Una frase rondaba entre los supervivientes, éste el más triste de los conafes. Así trascurrieron dos años: al amparo de la 4T, una banda de exiliados morenovallistas poblanos y ex priistas, realizaban un profundo cambio institucional, buscando “desterrar una vieja forma de operar” que consideraban obsoleta. Tomaron de Fundación Azteca, por mandato secretarial, una serie de directrices pedagógicas, vendidas como un modelo educativo, en una clara estrategia de publicidad falsa o a medias, propia de una oferta de Elektra. Ese modelo azteca permeó la institución y provocó un daño profundo en el sentido y fin de lo que es la educación comunitaria. Entre tanto, el Director continuó adelgazando la burocracia y optimizando, a su parecer, la operación, mediante procesos simplificados, apoyados en la tecnología. Hablaba de poner al centro de la educación a los niños de las comunidades y preocuparse por su bienestar. Nuevamente se hizo de un ejercicio discursivo vacío, pues detrás estaban intenciones de realizar, según se ha publicado, jugosos negocios, al amparo de ideas nobles. Cientos de millones de pesos se destinaron a adquirir ropa para los más pequeños que se atienden en las comunidades. Toneladas de prendas e insumos para el cuidado personal de miles de pequeños. El pequeño tirano definió que era necesario cubrir esas necesidades más apremiantes: alimento y zapatos, sin los cuales no es posible el rendimiento educativo.

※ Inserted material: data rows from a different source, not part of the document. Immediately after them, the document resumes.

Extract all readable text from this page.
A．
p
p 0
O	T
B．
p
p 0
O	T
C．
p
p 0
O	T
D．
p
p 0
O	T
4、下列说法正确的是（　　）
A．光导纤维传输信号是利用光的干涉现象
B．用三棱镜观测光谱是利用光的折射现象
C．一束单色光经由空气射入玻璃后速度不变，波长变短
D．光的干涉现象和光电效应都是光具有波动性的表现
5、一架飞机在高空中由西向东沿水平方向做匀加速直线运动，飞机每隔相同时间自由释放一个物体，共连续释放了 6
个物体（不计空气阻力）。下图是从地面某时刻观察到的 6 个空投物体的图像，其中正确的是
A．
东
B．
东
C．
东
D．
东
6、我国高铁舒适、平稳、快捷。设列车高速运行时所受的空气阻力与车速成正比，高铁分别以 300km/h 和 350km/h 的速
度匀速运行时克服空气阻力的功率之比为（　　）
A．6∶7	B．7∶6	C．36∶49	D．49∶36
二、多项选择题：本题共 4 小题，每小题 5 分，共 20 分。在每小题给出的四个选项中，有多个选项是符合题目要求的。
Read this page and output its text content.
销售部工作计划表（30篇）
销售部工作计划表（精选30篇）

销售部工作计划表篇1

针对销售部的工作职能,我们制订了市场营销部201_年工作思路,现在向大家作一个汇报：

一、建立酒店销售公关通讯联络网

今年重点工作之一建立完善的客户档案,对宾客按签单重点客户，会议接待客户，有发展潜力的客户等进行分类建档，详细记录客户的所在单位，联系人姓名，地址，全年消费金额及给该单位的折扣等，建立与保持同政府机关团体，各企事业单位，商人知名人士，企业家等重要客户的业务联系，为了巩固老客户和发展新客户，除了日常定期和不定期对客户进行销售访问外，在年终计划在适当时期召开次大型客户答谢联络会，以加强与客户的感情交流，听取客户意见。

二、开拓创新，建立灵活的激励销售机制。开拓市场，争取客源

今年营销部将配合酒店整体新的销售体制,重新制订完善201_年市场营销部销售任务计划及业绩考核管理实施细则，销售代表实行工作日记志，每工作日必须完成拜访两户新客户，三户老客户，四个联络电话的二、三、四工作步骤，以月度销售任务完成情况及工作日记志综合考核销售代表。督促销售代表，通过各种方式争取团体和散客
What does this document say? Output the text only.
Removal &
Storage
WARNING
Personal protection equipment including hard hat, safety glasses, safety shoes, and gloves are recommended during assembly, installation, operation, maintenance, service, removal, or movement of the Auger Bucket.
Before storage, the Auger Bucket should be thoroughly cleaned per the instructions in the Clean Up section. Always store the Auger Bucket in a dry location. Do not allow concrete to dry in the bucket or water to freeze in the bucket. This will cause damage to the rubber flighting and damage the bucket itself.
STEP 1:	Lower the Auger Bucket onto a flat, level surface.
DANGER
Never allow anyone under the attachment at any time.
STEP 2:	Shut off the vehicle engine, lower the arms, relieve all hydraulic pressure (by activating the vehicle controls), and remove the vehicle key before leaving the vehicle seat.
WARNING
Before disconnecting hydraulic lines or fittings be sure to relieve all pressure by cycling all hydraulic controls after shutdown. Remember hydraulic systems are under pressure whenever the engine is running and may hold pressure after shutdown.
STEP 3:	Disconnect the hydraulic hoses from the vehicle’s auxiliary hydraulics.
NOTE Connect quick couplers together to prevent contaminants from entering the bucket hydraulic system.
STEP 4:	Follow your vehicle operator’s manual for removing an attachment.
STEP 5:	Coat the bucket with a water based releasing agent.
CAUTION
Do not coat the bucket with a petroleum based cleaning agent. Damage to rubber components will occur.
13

Después de un extenso y complicado censo de tallas, edades, sexo y demás características para la compra de prendas de niños pequeños, se realizó la compra. Pasaron los meses en el natural y lento tiempo de los procesos administrativos. Cuando las cosas llegaron a las comunidades los niños no pudieron esperar, por más que lo intentaron, crecieron. Nueva lección: los pequeños crecen rápido.

El tirano no se rindió, de su brillante inteligencia para modernizar el servicio educativo, salió otra costosa estrategia: se dotaría a los Líderes de Educación Comunitaria (quienes son los tradicionales becarios que, desde hace décadas, pasan un periodo en los pueblos enseñando, desde preescolar a secundaria, a cambio de una beca para continuar sus estudios) de un celular, de un teléfono para que, a través de él, tuvieran “una ventana al mundo”; pretendiendo que esos aparatos fueran el enlace con el mundo moderno y, al mismo tiempo, se agilizaran los procesos administrativos. Ese teléfono sería un instrumento al encargo del becario, el cual debía ser legado a su sucesor, al terminar su estadía. Así pues, la compra de miles de teléfonos implicó decenas de millones de pesos. El proceso fue largo, complicado, inusual e inexperto, plagado de irregularidades que hoy no pueden ser saldadas. Luego, la pandemia asestó un golpe más al CONAFE. Se canceló la educación presencial y, como a todos los estados del planeta, se sucedió un cambio abrupto y un reto para mantener la institucionalidad y la eficacia de los gobiernos. En la educación mexicana se plantearon diversas estrategias que siguen hasta hoy. Para el CONAFE la crisis fue mayúscula, pues al atender a la población más vulnerable y aislada del país, era escasa la posibilidad del uso de cualquier tecnología.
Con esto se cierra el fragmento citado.